Hunsdorp to Vinstra (foot and car) to Dovre (train) to , Ingelshush (foot)
Miles walked: 9.2
Cost: 300 NOK
Our host at Dale Gubrandsdal made a new itinerary to follow which included taking the train up to Dovre pronto. The train left at 1:06 ish and we were to walk 12 km on the trail to get there. He said it was a beautiful walk, but still burned from previous beautiful walk promises, we kept to the road. We hit a pretty good pace and could have made it to the train on time, but alas, two ladies picked us up and dropped us at the station.
So Vinstra is the setting of Peer Gynt, who knew? There is a statue there and they put on an annual play. I had seen some photos of the play in a book at our lodging which were pretty wild and made me want to see more. The Peer Gynt in the play is not what we saw in filmstrip as a child. I remember my 5th grade teacher playing the music and slotting through a filmstrip, although I can’t really remember the plot except there was a mountain king.
Statue at Vinstra train station
At any rate, there is a yearly Peer Gynt festival in Vinstra and it would be super fun to see it sometime.
The train ride to Dovre was 45 minutes and the train only had two cars chugging through the mountains. It was quite lovely.
On arrival in Dovre we had 4 km uphill to walk to reach our lodging at what I now see is a typical Norwegian farmhouse. There is never just one house, but always it is a compound with multiple buildings, many or all with living roofs.
Our approach to the farmhouse outside of Dovre.
Our hostess greeted us with coffee and Norwegian snacks: a large round cookie (not krumkake, it had -brod as a suffix) and a pancake with the suffix -kake topped with brown cheese. Yum. The communal kitchen was stocked with various items to be used in the preparation of dinner, each with a price tag. we chose salmon and potatoes and added our own fresh broccoli. Cost of dinner, mostly made by Laura, was 50-60 kroner.

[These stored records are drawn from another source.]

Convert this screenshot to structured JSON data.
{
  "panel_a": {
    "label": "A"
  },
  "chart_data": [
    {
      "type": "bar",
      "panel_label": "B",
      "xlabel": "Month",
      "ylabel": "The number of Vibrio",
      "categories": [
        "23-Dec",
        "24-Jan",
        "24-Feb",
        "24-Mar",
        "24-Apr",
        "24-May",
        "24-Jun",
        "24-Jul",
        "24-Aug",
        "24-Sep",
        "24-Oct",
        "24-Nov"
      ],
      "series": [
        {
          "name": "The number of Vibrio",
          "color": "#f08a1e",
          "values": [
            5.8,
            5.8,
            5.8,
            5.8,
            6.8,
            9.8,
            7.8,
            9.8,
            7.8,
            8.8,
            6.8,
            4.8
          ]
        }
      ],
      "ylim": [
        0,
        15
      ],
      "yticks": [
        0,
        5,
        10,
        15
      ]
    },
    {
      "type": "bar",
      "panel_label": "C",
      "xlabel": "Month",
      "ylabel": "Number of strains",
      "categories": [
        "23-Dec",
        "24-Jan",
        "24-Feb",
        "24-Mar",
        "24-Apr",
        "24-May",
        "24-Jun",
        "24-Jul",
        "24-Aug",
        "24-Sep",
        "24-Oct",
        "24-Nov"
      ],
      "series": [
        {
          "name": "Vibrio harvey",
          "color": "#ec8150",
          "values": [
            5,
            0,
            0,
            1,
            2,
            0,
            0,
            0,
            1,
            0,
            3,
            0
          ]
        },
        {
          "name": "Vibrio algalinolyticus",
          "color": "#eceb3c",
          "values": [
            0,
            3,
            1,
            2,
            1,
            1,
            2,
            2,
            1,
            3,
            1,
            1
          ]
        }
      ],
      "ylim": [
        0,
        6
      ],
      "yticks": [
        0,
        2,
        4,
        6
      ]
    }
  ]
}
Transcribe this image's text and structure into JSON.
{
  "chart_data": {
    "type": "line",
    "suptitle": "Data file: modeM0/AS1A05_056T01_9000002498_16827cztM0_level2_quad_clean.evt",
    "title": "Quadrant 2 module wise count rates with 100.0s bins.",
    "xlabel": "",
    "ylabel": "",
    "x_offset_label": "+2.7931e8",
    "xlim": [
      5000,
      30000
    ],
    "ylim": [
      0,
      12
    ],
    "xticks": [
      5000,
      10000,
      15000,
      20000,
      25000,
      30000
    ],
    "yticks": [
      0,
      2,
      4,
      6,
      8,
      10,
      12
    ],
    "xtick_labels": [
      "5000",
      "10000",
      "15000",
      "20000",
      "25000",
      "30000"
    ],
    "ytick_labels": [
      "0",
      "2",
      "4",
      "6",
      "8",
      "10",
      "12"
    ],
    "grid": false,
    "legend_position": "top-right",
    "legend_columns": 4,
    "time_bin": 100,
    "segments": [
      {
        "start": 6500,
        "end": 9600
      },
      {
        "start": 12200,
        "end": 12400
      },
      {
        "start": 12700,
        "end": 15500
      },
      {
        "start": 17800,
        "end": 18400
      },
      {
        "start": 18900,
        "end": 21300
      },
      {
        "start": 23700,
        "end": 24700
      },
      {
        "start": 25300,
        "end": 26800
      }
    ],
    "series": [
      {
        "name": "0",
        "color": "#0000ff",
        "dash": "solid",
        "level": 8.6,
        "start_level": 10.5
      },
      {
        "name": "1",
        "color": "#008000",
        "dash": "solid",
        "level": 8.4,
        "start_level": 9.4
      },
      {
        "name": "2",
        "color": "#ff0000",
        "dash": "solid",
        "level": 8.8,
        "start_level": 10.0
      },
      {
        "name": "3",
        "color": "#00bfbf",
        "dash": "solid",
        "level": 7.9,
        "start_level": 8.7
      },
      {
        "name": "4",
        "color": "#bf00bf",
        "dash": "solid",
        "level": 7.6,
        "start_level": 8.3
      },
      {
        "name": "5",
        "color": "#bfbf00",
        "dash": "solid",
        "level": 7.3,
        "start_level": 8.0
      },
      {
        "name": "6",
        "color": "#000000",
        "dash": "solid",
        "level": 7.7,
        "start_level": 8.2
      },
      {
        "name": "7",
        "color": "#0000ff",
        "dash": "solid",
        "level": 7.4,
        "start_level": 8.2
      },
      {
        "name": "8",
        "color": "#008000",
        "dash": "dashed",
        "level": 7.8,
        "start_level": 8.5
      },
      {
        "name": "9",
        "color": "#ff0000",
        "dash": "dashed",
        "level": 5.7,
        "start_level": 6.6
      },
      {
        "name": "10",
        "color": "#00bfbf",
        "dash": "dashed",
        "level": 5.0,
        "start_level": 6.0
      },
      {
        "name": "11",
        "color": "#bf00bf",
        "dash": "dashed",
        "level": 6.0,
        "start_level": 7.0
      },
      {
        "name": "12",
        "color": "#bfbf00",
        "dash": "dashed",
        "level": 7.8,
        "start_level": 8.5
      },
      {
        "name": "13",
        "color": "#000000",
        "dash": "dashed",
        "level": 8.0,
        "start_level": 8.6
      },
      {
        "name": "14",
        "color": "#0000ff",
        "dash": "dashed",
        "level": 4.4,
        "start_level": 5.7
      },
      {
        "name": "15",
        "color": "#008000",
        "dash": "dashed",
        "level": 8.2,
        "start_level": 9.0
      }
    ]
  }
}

Brown cheese and kakas/brods
Norwegian flatbread kitchen. So twice now we have stayed at farmhouses where there is a special outbuilding for the making of bread. Flatbreads require A special large, round iron — always electric today — and need a very large board and rolling pins. Our hostess today must have made the cookies we at in this kitchen because we found the cutter for one of them, a larger cutter with prongs in the middle. I would love to try to make some of these flatbreads, but fear that many expensive tools are required.